Memory is a funny thing. It is used mostly for finding our car keys and paying bills on time, for the facts we need to bring up quickly to get us through our daily lives.

Yet such things as a fragrance on a spring breeze or even the sound of a bird call, can catapult us instantly into memory's deepest recesses.
Date Added: 04/05/2009

Clive
How true, AJP. I am often struck by the odd things memory chooses to store in vivid detail while apparently losing other moments very quickly. Presumably, there is something about those memories stored for a lifetime that contains the meaning or essence of a period in one's life.

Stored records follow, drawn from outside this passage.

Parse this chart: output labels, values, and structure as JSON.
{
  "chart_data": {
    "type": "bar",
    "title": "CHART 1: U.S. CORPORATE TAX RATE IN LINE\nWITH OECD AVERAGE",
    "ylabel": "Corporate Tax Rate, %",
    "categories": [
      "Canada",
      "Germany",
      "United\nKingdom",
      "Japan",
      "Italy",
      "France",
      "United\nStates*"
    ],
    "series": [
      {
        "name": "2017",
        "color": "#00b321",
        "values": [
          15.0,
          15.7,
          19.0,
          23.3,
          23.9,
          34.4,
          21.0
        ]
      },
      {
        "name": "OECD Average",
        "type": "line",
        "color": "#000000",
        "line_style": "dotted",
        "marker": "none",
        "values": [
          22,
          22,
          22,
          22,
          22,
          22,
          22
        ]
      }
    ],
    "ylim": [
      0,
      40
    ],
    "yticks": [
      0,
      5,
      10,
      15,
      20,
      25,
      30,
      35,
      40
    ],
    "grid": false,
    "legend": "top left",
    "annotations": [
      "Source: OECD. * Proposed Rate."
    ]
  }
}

Your mention of smells reminds me too of how evocative a remembered scent can be, even more so than a visual image or sound. Strange that our weakest sense should be so powerful in hindsight.
Date Added: 04/05/2009

JCP
I work in a 9-storey office block in Cape Town, and oddly enough, red-eyed doves are a scourge. The building has external walkways for the window cleaners, and the doves live and nest on the walkways, spreading nests, muck, bird-droppings and corpses all over the outside of the building.
Date Added: 07/05/2009

Clive
Always a problem with doves and pigeons, I guess. They seem to like our buildings and "decorate" them in their chosen style. ;)
Date Added: 07/05/2009

Fractal
D'oh! Not only do you get all misty-eyed at sounds, you then have to mention smell! - One thing at a time pleease. Nicely told. It conjours the mind to blend two senses together but, I think I can, in fact I can make it three. - Taste, sound and smell. My Gran (Bless her) had a giant frying pan. Some might call it a skillet but no matter, the item did a sterling job every sunday morning, for this was bacon sandwich time. Superstition was integral to Gran. Not as a serious thing but inasmuch that she would have a 'saying' for just about every occasion. - "Black as Newgates knocker" being her particular favourite; To be used whenever the skies darkened and rain threatened. - Anyway, she loved to hear the birds singing in the trees. Each song was told to me, I learned them all. She would soak bread and feed the local flocks to keep them as happy as she could. She liked her walks too, but that is a different story... I have a vivid memory of (bringing me back to your point), one sunday morning; The smell of bacon sizzling in my nostrils, the taste of that same bacon as she handed me a small piece that was as hot as hot and.., sorry - when this day she suddenly left the pan and ran out into the garden calling for me come and listen - and there was the sound of the spring; The cuckoo. The memory endures simply because it was almost a regular feature of springtime for those years. Spring would arrive and listening for that first call was just something we did. I haven't heard a cuckoo now for 20 years or more. But now and again on TV or radio and indeed the internet, one comes across these things and for me it is always the same, when I hear it, I always have this desire for a bacon butty.